Monday, September 24, 2018

Castleton, Slackhall, and Chapel-en-le-Frith

I rushed to get ready this morning so that I could catch the 07:45 bus from Sheffield to Castleton; I arrived at the village for nine o'clock hoping to get some good shots with a low sun.









I walked to the west, heading for Winnats Pass; I don't think I've ever walked up the pass previously but I've hurried down it several times, rushing to catch the bus.







I continued up on to Rushup Edge.





A short stretch of road was next and then a footpath which was marked as a track on the map, going down to Slackhall, from where it was only about a mile and a half to Chapel -  I didn't realise it was actually so close to Castleton.



Chapel-en-le-Frith is a dump; as far as I could tell it has no redeeming features, it doesn't even seem to have a proper town centre. I only spent about fifteen minutes in the place before catching the first bus to Buxton, from where I made my way back to Sheffield, via Bakewell, and then home to Doncaster on the train.

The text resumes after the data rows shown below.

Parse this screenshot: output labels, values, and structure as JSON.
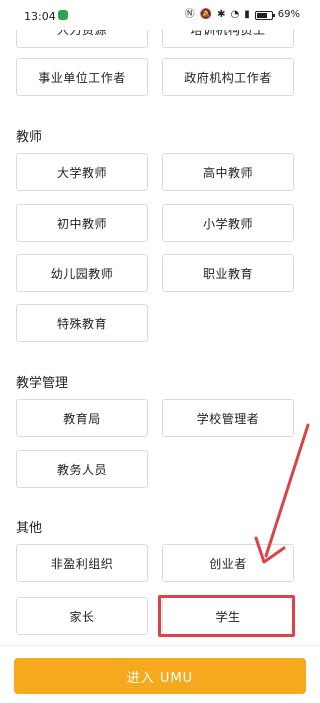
{
  "status_bar": {
    "time": "13:04",
    "battery": "69%",
    "icons": [
      "nfc-icon",
      "mute-icon",
      "bluetooth-icon",
      "wifi-icon",
      "signal-icon",
      "battery-icon"
    ]
  },
  "top_partial": {
    "left": "人力资源",
    "right": "培训机构员工"
  },
  "row_public": {
    "left": "事业单位工作者",
    "right": "政府机构工作者"
  },
  "sections": {
    "teacher": {
      "title": "教师",
      "items": [
        "大学教师",
        "高中教师",
        "初中教师",
        "小学教师",
        "幼儿园教师",
        "职业教育",
        "特殊教育"
      ]
    },
    "edu_admin": {
      "title": "教学管理",
      "items": [
        "教育局",
        "学校管理者",
        "教务人员"
      ]
    },
    "other": {
      "title": "其他",
      "items": [
        "非盈利组织",
        "创业者",
        "家长",
        "学生"
      ]
    }
  },
  "bottom": {
    "enter_label": "进入 UMU"
  },
  "colors": {
    "accent": "#f5a91c",
    "annotation": "#d9434a"
  }
}
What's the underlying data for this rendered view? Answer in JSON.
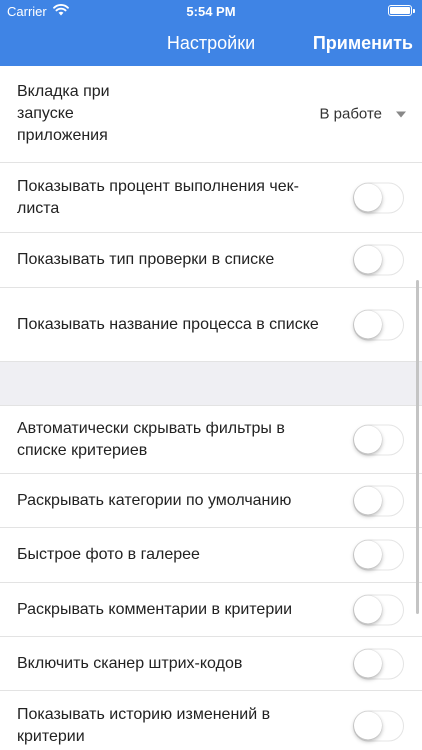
{
  "status_bar": {
    "carrier": "Carrier",
    "time": "5:54 PM"
  },
  "nav": {
    "title": "Настройки",
    "apply_label": "Применить"
  },
  "colors": {
    "header": "#3f84e5",
    "toggle_off": "#ffffff",
    "section_gap": "#efeff3"
  },
  "launch_tab": {
    "label": "Вкладка при запуске приложения",
    "value": "В работе"
  },
  "settings_group_1": [
    {
      "label": "Показывать процент выполнения чек-листа",
      "enabled": false
    },
    {
      "label": "Показывать тип проверки в списке",
      "enabled": false
    },
    {
      "label": "Показывать название процесса в списке",
      "enabled": false
    }
  ],
  "settings_group_2": [
    {
      "label": "Автоматически скрывать фильтры в списке критериев",
      "enabled": false
    },
    {
      "label": "Раскрывать категории по умолчанию",
      "enabled": false
    },
    {
      "label": "Быстрое фото в галерее",
      "enabled": false
    },
    {
      "label": "Раскрывать комментарии в критерии",
      "enabled": false
    },
    {
      "label": "Включить сканер штрих-кодов",
      "enabled": false
    },
    {
      "label": "Показывать историю изменений в критерии",
      "enabled": false
    }
  ]
}
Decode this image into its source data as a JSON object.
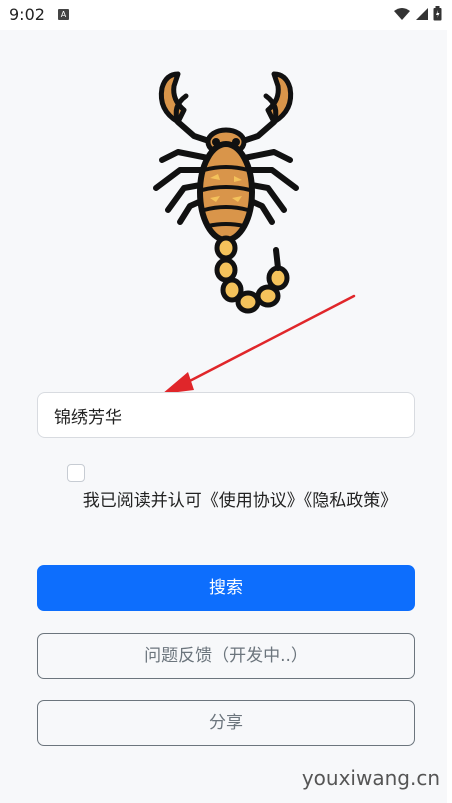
{
  "status_bar": {
    "time": "9:02",
    "notification_icon": "A"
  },
  "search": {
    "value": "锦绣芳华"
  },
  "agreement": {
    "text": "我已阅读并认可《使用协议》《隐私政策》",
    "checked": false
  },
  "buttons": {
    "search_label": "搜索",
    "feedback_label": "问题反馈（开发中..）",
    "share_label": "分享"
  },
  "watermark": "youxiwang.cn",
  "colors": {
    "primary": "#0d6efd",
    "outline": "#6c757d",
    "arrow": "#e0262a",
    "scorpion_body": "#d9954a",
    "scorpion_accent": "#f4c25b"
  },
  "icons": {
    "logo": "scorpion-icon",
    "status_wifi": "wifi-icon",
    "status_signal": "signal-icon",
    "status_battery": "battery-icon"
  }
}
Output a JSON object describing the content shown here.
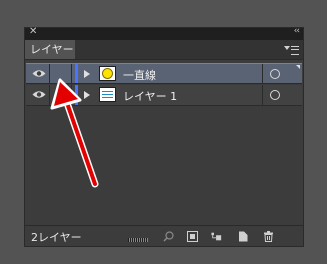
{
  "panel": {
    "close_glyph": "✕",
    "collapse_glyph": "‹‹",
    "tab_label": "レイヤー",
    "menu_icon": "panel-menu-icon"
  },
  "layers": [
    {
      "name": "一直線",
      "thumb": "yellow-circle",
      "selected": true
    },
    {
      "name": "レイヤー 1",
      "thumb": "lines",
      "selected": false
    }
  ],
  "footer": {
    "count_label": "2レイヤー"
  },
  "colors": {
    "selection": "#5a6374",
    "layer_color": "#4a73ff",
    "annotation_arrow": "#e20000"
  }
}
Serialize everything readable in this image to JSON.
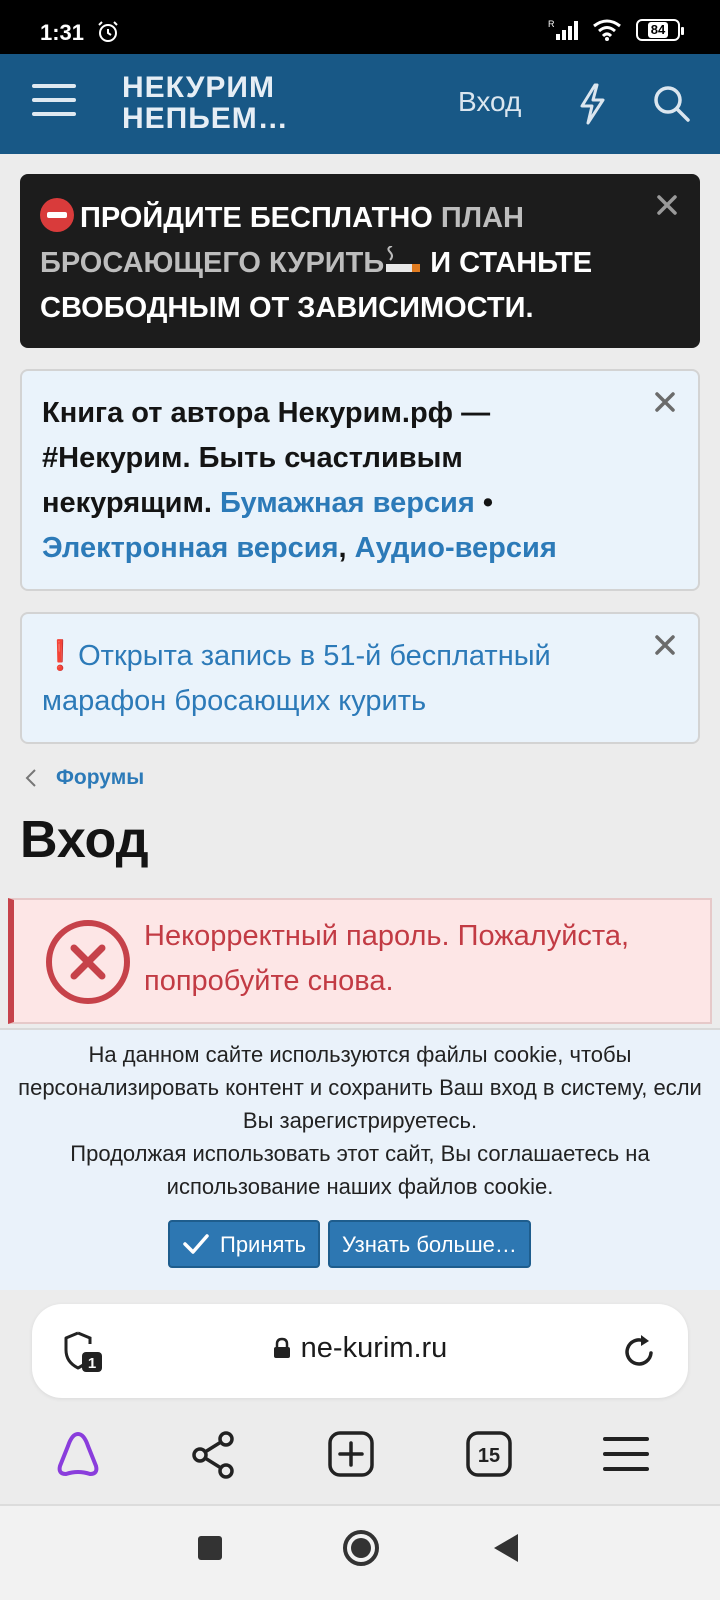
{
  "status_bar": {
    "time": "1:31",
    "battery": "84",
    "network": "R"
  },
  "header": {
    "logo_line1": "НЕКУРИМ",
    "logo_line2": "НЕПЬЕМ…",
    "login_label": "Вход",
    "color": "#185886"
  },
  "notices": {
    "promo": {
      "part1": "ПРОЙДИТЕ БЕСПЛАТНО",
      "part2": "ПЛАН БРОСАЮЩЕГО КУРИТЬ",
      "part3": "И СТАНЬТЕ СВОБОДНЫМ ОТ ЗАВИСИМОСТИ."
    },
    "book": {
      "text": "Книга от автора Некурим.рф — #Некурим. Быть счастливым некурящим.",
      "link_paper": "Бумажная версия",
      "separator": "•",
      "link_ebook": "Электронная версия",
      "comma": ",",
      "link_audio": "Аудио-версия"
    },
    "marathon": {
      "mark": "❗",
      "text": "Открыта запись в 51-й бесплатный марафон бросающих курить"
    }
  },
  "breadcrumb": {
    "label": "Форумы"
  },
  "page": {
    "title": "Вход"
  },
  "error": {
    "text": "Некорректный пароль. Пожалуйста, попробуйте снова."
  },
  "cookie": {
    "line1": "На данном сайте используются файлы cookie, чтобы персонализировать контент и сохранить Ваш вход в систему, если Вы зарегистрируетесь.",
    "line2": "Продолжая использовать этот сайт, Вы соглашаетесь на использование наших файлов cookie.",
    "accept_label": "Принять",
    "more_label": "Узнать больше…"
  },
  "browser": {
    "url": "ne-kurim.ru",
    "shield_count": "1",
    "tabs_count": "15"
  },
  "colors": {
    "accent": "#2c7ab8",
    "error": "#c23b44",
    "alice": "#8a3ddc"
  }
}
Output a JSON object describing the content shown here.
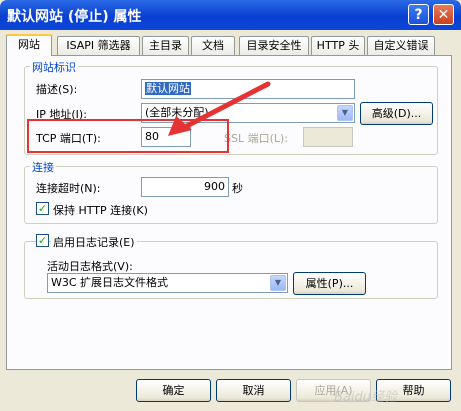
{
  "window": {
    "title": "默认网站 (停止) 属性",
    "help_glyph": "?",
    "close_glyph": "✕"
  },
  "tabs": [
    "网站",
    "ISAPI 筛选器",
    "主目录",
    "文档",
    "目录安全性",
    "HTTP 头",
    "自定义错误"
  ],
  "site_identity": {
    "group_label": "网站标识",
    "description_label": "描述(S):",
    "description_value": "默认网站",
    "ip_label": "IP 地址(I):",
    "ip_value": "(全部未分配)",
    "advanced_button": "高级(D)...",
    "tcp_port_label": "TCP 端口(T):",
    "tcp_port_value": "80",
    "ssl_port_label": "SSL 端口(L):",
    "ssl_port_value": ""
  },
  "connections": {
    "group_label": "连接",
    "timeout_label": "连接超时(N):",
    "timeout_value": "900",
    "timeout_unit": "秒",
    "keepalive_label": "保持 HTTP 连接(K)",
    "keepalive_checked": true
  },
  "logging": {
    "enable_label": "启用日志记录(E)",
    "enable_checked": true,
    "format_label": "活动日志格式(V):",
    "format_value": "W3C 扩展日志文件格式",
    "properties_button": "属性(P)..."
  },
  "footer": {
    "ok": "确定",
    "cancel": "取消",
    "apply": "应用(A)",
    "help": "帮助"
  },
  "annotation": {
    "highlight_color": "#e53333"
  },
  "watermark": "Baidu经验"
}
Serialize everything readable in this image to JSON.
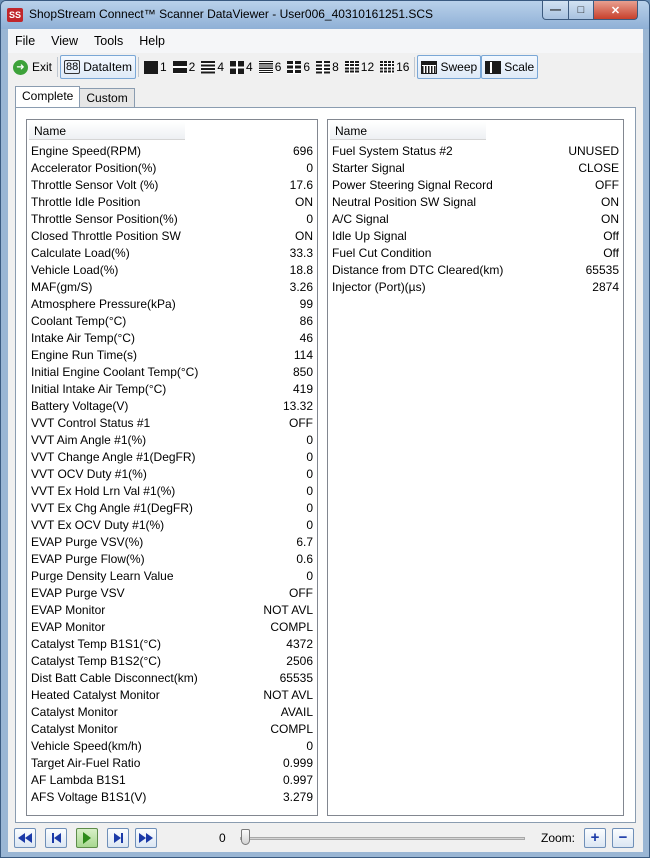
{
  "window": {
    "app_icon_text": "SS",
    "title": "ShopStream Connect™ Scanner DataViewer - User006_40310161251.SCS",
    "minimize_glyph": "—",
    "maximize_glyph": "□",
    "close_glyph": "✕"
  },
  "menu": [
    "File",
    "View",
    "Tools",
    "Help"
  ],
  "toolbar": {
    "exit": "Exit",
    "dataitem": "DataItem",
    "layouts": [
      "1",
      "2",
      "4",
      "4",
      "6",
      "6",
      "8",
      "12",
      "16"
    ],
    "sweep": "Sweep",
    "scale": "Scale"
  },
  "tabs": [
    "Complete",
    "Custom"
  ],
  "left_grid": {
    "header": "Name",
    "rows": [
      {
        "name": "Engine Speed(RPM)",
        "value": "696"
      },
      {
        "name": "Accelerator Position(%)",
        "value": "0"
      },
      {
        "name": "Throttle Sensor Volt (%)",
        "value": "17.6"
      },
      {
        "name": "Throttle Idle Position",
        "value": "ON"
      },
      {
        "name": "Throttle Sensor Position(%)",
        "value": "0"
      },
      {
        "name": "Closed Throttle Position SW",
        "value": "ON"
      },
      {
        "name": "Calculate Load(%)",
        "value": "33.3"
      },
      {
        "name": "Vehicle Load(%)",
        "value": "18.8"
      },
      {
        "name": "MAF(gm/S)",
        "value": "3.26"
      },
      {
        "name": "Atmosphere Pressure(kPa)",
        "value": "99"
      },
      {
        "name": "Coolant Temp(°C)",
        "value": "86"
      },
      {
        "name": "Intake Air Temp(°C)",
        "value": "46"
      },
      {
        "name": "Engine Run Time(s)",
        "value": "114"
      },
      {
        "name": "Initial Engine Coolant Temp(°C)",
        "value": "850"
      },
      {
        "name": "Initial Intake Air Temp(°C)",
        "value": "419"
      },
      {
        "name": "Battery Voltage(V)",
        "value": "13.32"
      },
      {
        "name": "VVT Control Status #1",
        "value": "OFF"
      },
      {
        "name": "VVT Aim Angle #1(%)",
        "value": "0"
      },
      {
        "name": "VVT Change Angle #1(DegFR)",
        "value": "0"
      },
      {
        "name": "VVT OCV Duty #1(%)",
        "value": "0"
      },
      {
        "name": "VVT Ex Hold Lrn Val #1(%)",
        "value": "0"
      },
      {
        "name": "VVT Ex Chg Angle #1(DegFR)",
        "value": "0"
      },
      {
        "name": "VVT Ex OCV Duty #1(%)",
        "value": "0"
      },
      {
        "name": "EVAP Purge VSV(%)",
        "value": "6.7"
      },
      {
        "name": "EVAP Purge Flow(%)",
        "value": "0.6"
      },
      {
        "name": "Purge Density Learn Value",
        "value": "0"
      },
      {
        "name": "EVAP Purge VSV",
        "value": "OFF"
      },
      {
        "name": "EVAP Monitor",
        "value": "NOT AVL"
      },
      {
        "name": "EVAP Monitor",
        "value": "COMPL"
      },
      {
        "name": "Catalyst Temp B1S1(°C)",
        "value": "4372"
      },
      {
        "name": "Catalyst Temp B1S2(°C)",
        "value": "2506"
      },
      {
        "name": "Dist Batt Cable Disconnect(km)",
        "value": "65535"
      },
      {
        "name": "Heated Catalyst Monitor",
        "value": "NOT AVL"
      },
      {
        "name": "Catalyst Monitor",
        "value": "AVAIL"
      },
      {
        "name": "Catalyst Monitor",
        "value": "COMPL"
      },
      {
        "name": "Vehicle Speed(km/h)",
        "value": "0"
      },
      {
        "name": "Target Air-Fuel Ratio",
        "value": "0.999"
      },
      {
        "name": "AF Lambda B1S1",
        "value": "0.997"
      },
      {
        "name": "AFS Voltage B1S1(V)",
        "value": "3.279"
      }
    ]
  },
  "right_grid": {
    "header": "Name",
    "rows": [
      {
        "name": "Fuel System Status #2",
        "value": "UNUSED"
      },
      {
        "name": "Starter Signal",
        "value": "CLOSE"
      },
      {
        "name": "Power Steering Signal Record",
        "value": "OFF"
      },
      {
        "name": "Neutral Position SW Signal",
        "value": "ON"
      },
      {
        "name": "A/C Signal",
        "value": "ON"
      },
      {
        "name": "Idle Up Signal",
        "value": "Off"
      },
      {
        "name": "Fuel Cut Condition",
        "value": "Off"
      },
      {
        "name": "Distance from DTC Cleared(km)",
        "value": "65535"
      },
      {
        "name": "Injector (Port)(µs)",
        "value": "2874"
      }
    ]
  },
  "playback": {
    "position": "0",
    "zoom_label": "Zoom:",
    "zoom_in_glyph": "+",
    "zoom_out_glyph": "−"
  }
}
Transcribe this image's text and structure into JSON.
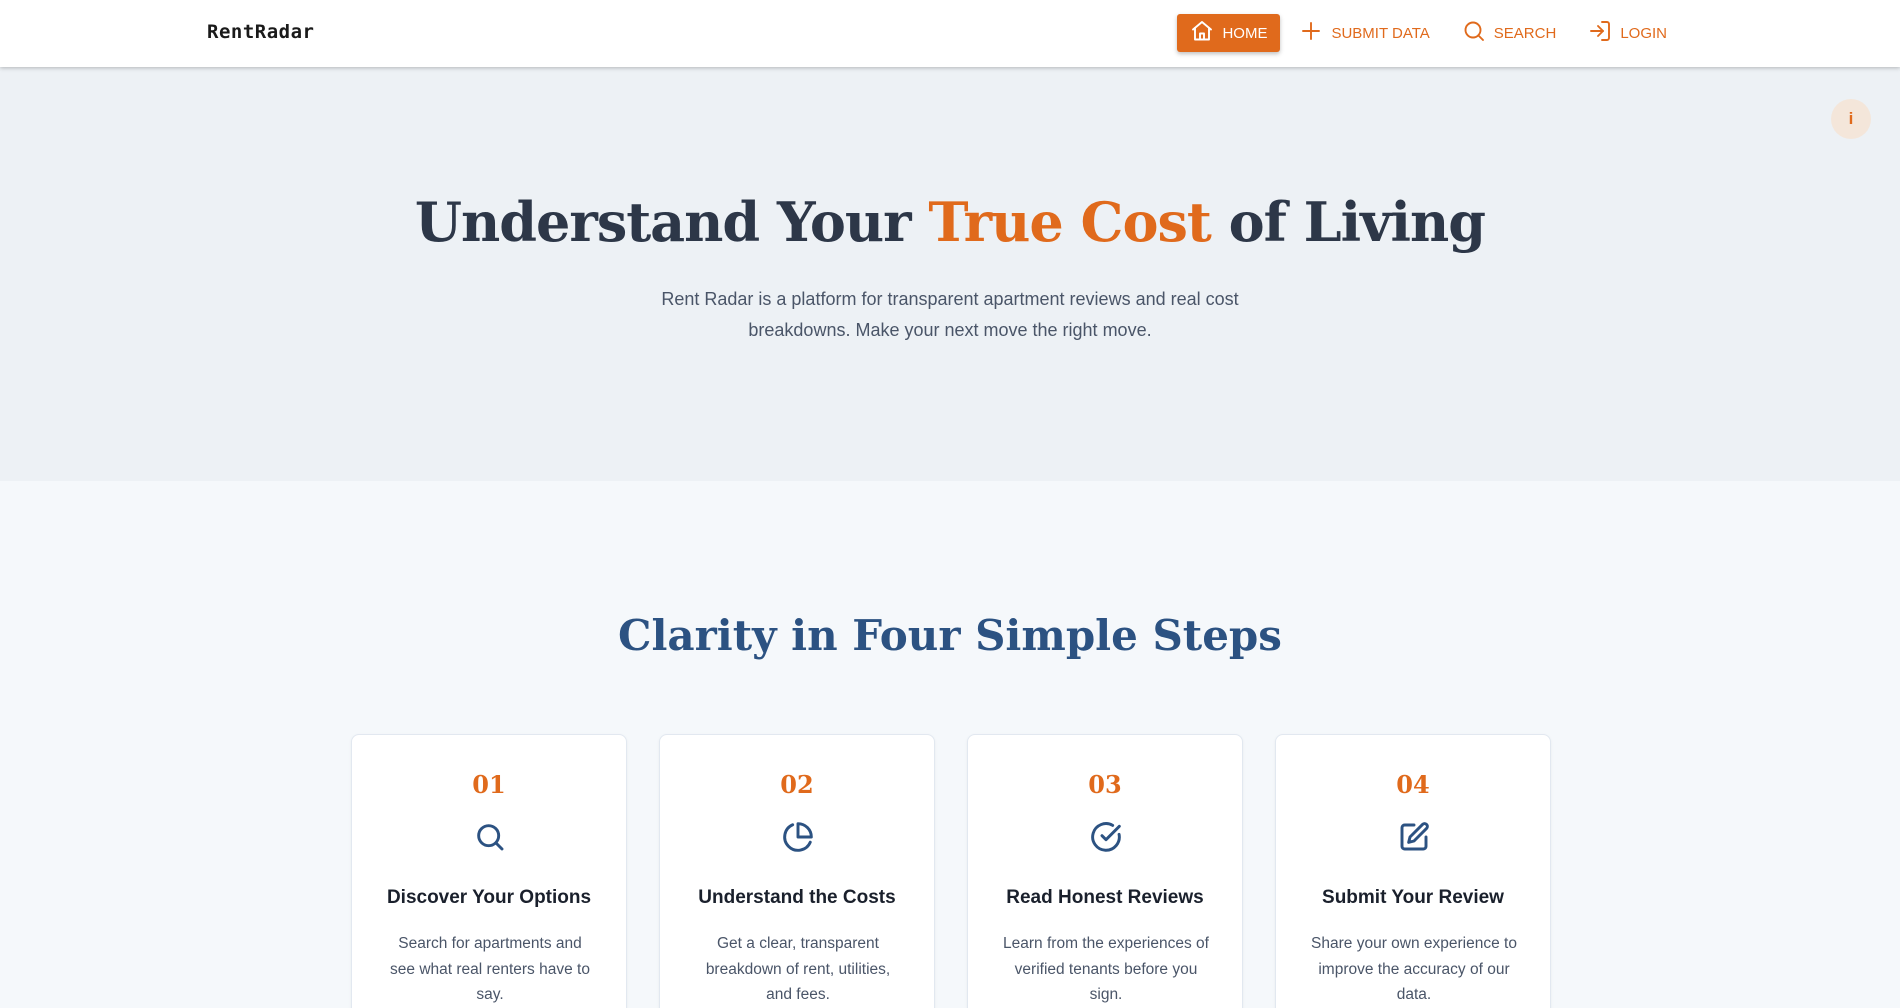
{
  "brand": "RentRadar",
  "nav": {
    "home": "HOME",
    "submit": "SUBMIT DATA",
    "search": "SEARCH",
    "login": "LOGIN"
  },
  "info_button": "i",
  "hero": {
    "title_before": "Understand Your ",
    "title_accent": "True Cost",
    "title_after": " of Living",
    "subtitle": "Rent Radar is a platform for transparent apartment reviews and real cost breakdowns. Make your next move the right move."
  },
  "steps": {
    "title": "Clarity in Four Simple Steps",
    "items": [
      {
        "number": "01",
        "icon": "search-icon",
        "title": "Discover Your Options",
        "description": "Search for apartments and see what real renters have to say."
      },
      {
        "number": "02",
        "icon": "pie-chart-icon",
        "title": "Understand the Costs",
        "description": "Get a clear, transparent breakdown of rent, utilities, and fees."
      },
      {
        "number": "03",
        "icon": "check-circle-icon",
        "title": "Read Honest Reviews",
        "description": "Learn from the experiences of verified tenants before you sign."
      },
      {
        "number": "04",
        "icon": "edit-icon",
        "title": "Submit Your Review",
        "description": "Share your own experience to improve the accuracy of our data."
      }
    ]
  },
  "colors": {
    "accent": "#e06a1c",
    "heading_blue": "#2c5282",
    "dark_text": "#2d3748"
  }
}
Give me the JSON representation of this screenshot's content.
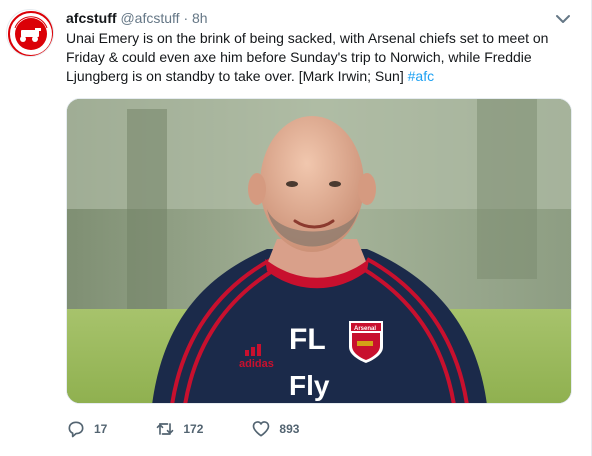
{
  "tweet": {
    "author_name": "afcstuff",
    "handle": "@afcstuff",
    "separator": "·",
    "time": "8h",
    "text_main": "Unai Emery is on the brink of being sacked, with Arsenal chiefs set to meet on Friday & could even axe him before Sunday's trip to Norwich, while Freddie Ljungberg is on standby to take over. [Mark Irwin; Sun] ",
    "hashtag": "#afc",
    "media": {
      "jersey_initials": "FL",
      "jersey_sponsor": "Fly",
      "brand": "adidas",
      "crest_text": "Arsenal"
    },
    "actions": {
      "replies": "17",
      "retweets": "172",
      "likes": "893"
    }
  },
  "colors": {
    "link": "#1da1f2",
    "jersey": "#1b2a4a",
    "stripe": "#c8102e",
    "secondary_text": "#657786"
  },
  "icons": {
    "reply": "reply-icon",
    "retweet": "retweet-icon",
    "like": "heart-icon",
    "caret": "chevron-down-icon"
  }
}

I had time to take some photos in Buxton but many of my angles were ruined by the hoardings and scaffolding that seems to be everywhere at the moment.





As the bus from Bakewell was travelling into Sheffield a young woman got on with a hockey stick protruding from a shopping trolley. She lifted up the trolley and placed it in the luggage stowage area next to the doors. At the next stop some more passengers got on but then the doors wouldn't close properly because the hockey stick had slipped and become wedged in the doors' opening mechanism; the driver couldn't continue because there's a safety override. So, he had to leave his cab and attempt to free the hockey stick by pulling it, pushing it, twisting it, and then trying to prise the doors open. The young woman rushed down from the back of the bus and tried to help him, but actually made things worse by doing exactly the opposite of everything he was attempting to do. After  few seconds the driver had had enough and pulled at the doors with everything he had; he was quite small and getting on a bit so it probably wasn't a lot but it was enough for the door to suddenly come unstuck, springing forward and slapping him on his shiny bald forehead. It was so funny, literally slapstick comedy; the driver said he was alright, but I think he was quite shook up by the experience. All that was needed to completely set the scene would have been a ragtime tune being banged out on a piano.